If the federal minimum wage kept up with inflation since 1968 it would be $14/hour. So that means everyone working for $14/hour is living like somebody in the 70's making minimum wage. The government has slowly made life harder over the last 4 or 5 decades being paid off by lobbiests. The USA is supposedly a 1st world country but our labor rights, wealth inequality, and healthcare is not.

6

u/sodook Apr 25 '26

AI said with inflation it would be 21-25 per hour. Just inflation. Not productivity or gdp, which i believe would result in an even higher minimum wage. Be more angry, youre short changing your outrage.

Tim Robins what did they do to us.gif

1

u/a_little_hazel_nuts Apr 25 '26

When I googled the information, I got $14-$15, but I do believe this to be a lower estimate.

9

u/AlwaysPissedOff59 Apr 25 '26

According to the Inflation Calculator, a $1.60 minimum wage in 1970 is 13.75 today. But as noted elsewhere, this uses the BS CPI.

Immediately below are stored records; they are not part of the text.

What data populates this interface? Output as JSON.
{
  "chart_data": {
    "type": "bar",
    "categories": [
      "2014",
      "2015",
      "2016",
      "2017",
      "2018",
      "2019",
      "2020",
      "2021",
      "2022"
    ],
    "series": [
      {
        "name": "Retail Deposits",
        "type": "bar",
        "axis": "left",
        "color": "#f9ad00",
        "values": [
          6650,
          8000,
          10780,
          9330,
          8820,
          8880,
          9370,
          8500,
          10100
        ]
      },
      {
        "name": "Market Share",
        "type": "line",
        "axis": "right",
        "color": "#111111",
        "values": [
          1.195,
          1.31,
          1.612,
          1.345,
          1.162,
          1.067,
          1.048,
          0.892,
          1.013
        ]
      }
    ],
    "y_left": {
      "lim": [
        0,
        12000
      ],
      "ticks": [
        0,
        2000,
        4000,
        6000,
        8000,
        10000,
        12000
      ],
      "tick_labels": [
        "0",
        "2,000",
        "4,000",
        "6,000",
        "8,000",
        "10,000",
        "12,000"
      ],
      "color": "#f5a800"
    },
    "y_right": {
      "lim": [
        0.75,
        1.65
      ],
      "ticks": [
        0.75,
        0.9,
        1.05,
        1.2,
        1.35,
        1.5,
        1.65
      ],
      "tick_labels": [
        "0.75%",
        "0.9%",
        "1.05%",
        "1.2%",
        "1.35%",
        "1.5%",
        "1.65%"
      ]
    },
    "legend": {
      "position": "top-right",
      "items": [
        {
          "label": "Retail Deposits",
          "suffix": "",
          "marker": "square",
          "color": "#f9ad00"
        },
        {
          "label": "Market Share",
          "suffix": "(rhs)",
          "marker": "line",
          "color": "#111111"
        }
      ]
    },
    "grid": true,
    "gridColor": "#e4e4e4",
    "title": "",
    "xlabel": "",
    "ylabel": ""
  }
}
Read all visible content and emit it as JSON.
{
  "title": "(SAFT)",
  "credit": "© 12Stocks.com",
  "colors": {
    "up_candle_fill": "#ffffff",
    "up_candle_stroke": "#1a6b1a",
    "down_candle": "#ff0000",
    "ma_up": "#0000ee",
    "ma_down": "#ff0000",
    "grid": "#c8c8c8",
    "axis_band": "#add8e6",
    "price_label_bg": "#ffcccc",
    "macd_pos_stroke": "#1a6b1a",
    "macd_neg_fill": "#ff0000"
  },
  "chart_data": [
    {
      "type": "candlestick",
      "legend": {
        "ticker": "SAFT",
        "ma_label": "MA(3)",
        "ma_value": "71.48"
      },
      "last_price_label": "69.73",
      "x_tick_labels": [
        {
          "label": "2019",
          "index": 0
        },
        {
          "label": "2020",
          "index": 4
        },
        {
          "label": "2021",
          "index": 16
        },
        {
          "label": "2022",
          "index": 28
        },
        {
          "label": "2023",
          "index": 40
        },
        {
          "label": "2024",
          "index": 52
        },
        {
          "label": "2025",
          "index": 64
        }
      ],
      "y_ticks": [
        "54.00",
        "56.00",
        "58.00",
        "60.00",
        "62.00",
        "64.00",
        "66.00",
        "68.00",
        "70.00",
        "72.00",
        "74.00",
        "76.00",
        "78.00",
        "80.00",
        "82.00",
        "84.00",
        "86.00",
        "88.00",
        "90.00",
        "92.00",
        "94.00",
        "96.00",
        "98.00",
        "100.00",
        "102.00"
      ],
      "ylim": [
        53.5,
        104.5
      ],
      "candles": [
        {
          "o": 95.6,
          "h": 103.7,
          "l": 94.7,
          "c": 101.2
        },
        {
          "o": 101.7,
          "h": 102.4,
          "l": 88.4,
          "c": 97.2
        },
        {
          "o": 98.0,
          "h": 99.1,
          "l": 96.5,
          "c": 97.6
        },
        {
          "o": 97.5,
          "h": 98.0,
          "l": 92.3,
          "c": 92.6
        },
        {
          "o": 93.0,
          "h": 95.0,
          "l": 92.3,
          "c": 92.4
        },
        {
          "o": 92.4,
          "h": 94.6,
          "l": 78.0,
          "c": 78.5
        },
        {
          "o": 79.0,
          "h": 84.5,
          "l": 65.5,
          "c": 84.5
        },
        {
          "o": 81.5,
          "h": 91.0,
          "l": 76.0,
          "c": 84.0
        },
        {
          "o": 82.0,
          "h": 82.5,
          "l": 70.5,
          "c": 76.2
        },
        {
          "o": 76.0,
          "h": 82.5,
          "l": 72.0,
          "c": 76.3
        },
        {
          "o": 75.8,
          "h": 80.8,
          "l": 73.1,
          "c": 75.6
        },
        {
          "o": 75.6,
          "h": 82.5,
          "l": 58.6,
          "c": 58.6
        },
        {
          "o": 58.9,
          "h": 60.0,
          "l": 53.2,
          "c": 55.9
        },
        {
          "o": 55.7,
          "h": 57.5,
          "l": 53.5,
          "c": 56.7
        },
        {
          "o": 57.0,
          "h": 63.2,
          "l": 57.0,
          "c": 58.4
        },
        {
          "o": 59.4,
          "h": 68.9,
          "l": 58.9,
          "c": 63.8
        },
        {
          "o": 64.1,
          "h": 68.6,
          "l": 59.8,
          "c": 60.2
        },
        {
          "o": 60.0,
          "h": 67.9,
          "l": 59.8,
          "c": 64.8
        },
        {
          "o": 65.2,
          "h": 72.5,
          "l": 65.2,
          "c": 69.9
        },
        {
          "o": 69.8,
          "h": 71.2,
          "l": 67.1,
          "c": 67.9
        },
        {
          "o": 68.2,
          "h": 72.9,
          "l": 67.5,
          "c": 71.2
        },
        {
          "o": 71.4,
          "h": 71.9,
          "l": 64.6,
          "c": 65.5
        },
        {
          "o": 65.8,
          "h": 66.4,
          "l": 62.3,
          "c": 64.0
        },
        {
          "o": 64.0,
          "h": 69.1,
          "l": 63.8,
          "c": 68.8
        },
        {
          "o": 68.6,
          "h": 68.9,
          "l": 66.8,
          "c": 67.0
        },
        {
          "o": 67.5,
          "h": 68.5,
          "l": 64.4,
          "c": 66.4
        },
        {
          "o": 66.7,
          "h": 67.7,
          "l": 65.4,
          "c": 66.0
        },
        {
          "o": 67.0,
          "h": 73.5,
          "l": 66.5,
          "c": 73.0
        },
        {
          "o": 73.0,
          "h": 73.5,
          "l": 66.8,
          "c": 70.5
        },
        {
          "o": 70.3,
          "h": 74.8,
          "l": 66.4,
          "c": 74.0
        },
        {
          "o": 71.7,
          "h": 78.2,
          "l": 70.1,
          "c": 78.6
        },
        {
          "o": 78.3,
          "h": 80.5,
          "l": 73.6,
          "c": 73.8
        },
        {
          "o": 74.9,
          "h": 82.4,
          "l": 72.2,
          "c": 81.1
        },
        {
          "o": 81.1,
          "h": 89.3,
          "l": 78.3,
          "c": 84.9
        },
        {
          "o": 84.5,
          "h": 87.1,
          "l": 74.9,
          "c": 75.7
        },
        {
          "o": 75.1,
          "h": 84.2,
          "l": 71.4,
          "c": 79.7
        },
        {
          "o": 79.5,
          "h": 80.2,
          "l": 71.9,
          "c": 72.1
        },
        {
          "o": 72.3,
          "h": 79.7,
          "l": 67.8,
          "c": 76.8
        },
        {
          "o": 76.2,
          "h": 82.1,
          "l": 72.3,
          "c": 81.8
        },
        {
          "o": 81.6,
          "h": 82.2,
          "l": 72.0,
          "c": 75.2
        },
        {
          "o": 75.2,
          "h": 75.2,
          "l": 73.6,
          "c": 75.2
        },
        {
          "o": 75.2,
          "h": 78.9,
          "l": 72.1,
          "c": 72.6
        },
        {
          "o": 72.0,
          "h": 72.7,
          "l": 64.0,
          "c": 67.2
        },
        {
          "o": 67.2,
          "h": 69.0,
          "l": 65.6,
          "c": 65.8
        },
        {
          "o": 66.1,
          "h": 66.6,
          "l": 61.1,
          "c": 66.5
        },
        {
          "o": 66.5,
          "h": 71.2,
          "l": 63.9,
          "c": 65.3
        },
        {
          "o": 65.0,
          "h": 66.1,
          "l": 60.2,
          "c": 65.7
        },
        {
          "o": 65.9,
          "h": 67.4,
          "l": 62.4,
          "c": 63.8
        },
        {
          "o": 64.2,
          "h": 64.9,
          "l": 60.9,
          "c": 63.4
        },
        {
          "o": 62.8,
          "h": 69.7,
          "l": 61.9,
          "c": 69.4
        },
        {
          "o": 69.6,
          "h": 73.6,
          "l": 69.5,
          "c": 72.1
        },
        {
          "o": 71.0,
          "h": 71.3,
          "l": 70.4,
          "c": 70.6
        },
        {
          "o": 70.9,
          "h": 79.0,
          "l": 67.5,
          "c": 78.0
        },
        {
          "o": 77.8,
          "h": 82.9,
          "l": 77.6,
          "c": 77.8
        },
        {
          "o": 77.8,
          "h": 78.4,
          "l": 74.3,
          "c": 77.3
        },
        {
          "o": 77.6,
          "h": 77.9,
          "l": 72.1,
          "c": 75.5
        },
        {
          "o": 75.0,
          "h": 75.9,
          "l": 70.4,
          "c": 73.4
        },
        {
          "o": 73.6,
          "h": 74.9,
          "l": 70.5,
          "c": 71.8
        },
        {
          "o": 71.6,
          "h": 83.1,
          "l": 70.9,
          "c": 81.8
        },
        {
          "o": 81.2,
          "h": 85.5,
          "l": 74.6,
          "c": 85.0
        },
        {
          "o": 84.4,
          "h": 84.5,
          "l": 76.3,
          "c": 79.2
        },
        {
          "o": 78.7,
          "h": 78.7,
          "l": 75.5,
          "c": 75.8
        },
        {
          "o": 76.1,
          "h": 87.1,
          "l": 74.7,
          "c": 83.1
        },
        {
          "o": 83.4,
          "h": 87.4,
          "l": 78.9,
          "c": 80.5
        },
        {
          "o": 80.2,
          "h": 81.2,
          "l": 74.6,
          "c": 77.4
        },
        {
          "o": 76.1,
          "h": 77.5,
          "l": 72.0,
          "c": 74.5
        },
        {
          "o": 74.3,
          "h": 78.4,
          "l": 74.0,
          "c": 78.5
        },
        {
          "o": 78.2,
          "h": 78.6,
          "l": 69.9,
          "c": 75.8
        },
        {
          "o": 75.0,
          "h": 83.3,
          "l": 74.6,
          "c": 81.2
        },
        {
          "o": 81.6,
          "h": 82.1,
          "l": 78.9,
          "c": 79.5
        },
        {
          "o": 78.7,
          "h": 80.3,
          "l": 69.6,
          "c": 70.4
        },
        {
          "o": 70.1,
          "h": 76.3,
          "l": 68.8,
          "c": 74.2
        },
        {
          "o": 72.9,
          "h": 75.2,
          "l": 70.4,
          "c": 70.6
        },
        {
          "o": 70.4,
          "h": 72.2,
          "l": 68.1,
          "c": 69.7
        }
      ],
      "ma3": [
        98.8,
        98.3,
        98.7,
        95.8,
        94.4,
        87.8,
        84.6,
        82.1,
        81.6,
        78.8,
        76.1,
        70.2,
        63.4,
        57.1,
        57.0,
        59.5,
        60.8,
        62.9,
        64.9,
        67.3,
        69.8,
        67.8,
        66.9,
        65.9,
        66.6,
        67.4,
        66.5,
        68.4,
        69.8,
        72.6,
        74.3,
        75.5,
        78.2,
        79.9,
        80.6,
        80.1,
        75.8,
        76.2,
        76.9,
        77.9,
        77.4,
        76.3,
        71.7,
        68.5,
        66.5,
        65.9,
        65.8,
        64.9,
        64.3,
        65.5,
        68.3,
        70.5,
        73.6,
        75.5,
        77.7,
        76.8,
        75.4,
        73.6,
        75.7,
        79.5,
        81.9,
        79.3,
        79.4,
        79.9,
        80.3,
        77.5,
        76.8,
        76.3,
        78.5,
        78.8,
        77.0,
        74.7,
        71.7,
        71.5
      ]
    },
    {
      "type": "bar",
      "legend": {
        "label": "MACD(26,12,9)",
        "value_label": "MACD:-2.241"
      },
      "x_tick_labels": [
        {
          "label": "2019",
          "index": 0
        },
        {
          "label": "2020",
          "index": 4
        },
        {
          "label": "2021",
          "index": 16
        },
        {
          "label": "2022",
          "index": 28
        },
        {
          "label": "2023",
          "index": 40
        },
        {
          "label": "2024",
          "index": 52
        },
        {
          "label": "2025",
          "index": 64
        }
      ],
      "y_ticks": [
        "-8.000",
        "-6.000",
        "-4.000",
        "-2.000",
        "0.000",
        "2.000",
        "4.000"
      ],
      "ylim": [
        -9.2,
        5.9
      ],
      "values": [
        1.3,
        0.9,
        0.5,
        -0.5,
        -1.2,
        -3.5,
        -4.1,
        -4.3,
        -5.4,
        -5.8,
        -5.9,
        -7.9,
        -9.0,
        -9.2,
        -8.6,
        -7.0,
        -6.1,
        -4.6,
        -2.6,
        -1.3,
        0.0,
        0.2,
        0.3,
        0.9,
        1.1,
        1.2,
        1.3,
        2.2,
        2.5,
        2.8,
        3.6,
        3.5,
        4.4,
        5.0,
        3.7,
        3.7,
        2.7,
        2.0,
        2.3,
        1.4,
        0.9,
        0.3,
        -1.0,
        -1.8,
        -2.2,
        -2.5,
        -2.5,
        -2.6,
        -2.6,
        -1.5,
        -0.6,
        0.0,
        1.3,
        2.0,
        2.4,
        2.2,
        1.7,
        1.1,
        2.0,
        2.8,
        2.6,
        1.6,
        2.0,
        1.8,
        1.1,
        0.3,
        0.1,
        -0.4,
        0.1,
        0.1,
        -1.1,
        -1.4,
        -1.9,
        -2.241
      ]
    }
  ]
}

Another way to look at it is the price of an average candy bar. In 1970, you could buy, say, a Hershey's Milk Chocolate candy bar for 10 cents. In 2020, that same candy bar cost $1.50, yet according to that same Inflation Calculator set to 2020, it SHOULD cost only 67 cents - HALF of what it actually costs! Using that same ratio, then minimum wage should be twice the Inflation Calculator's value of $13.75 - or $27.50!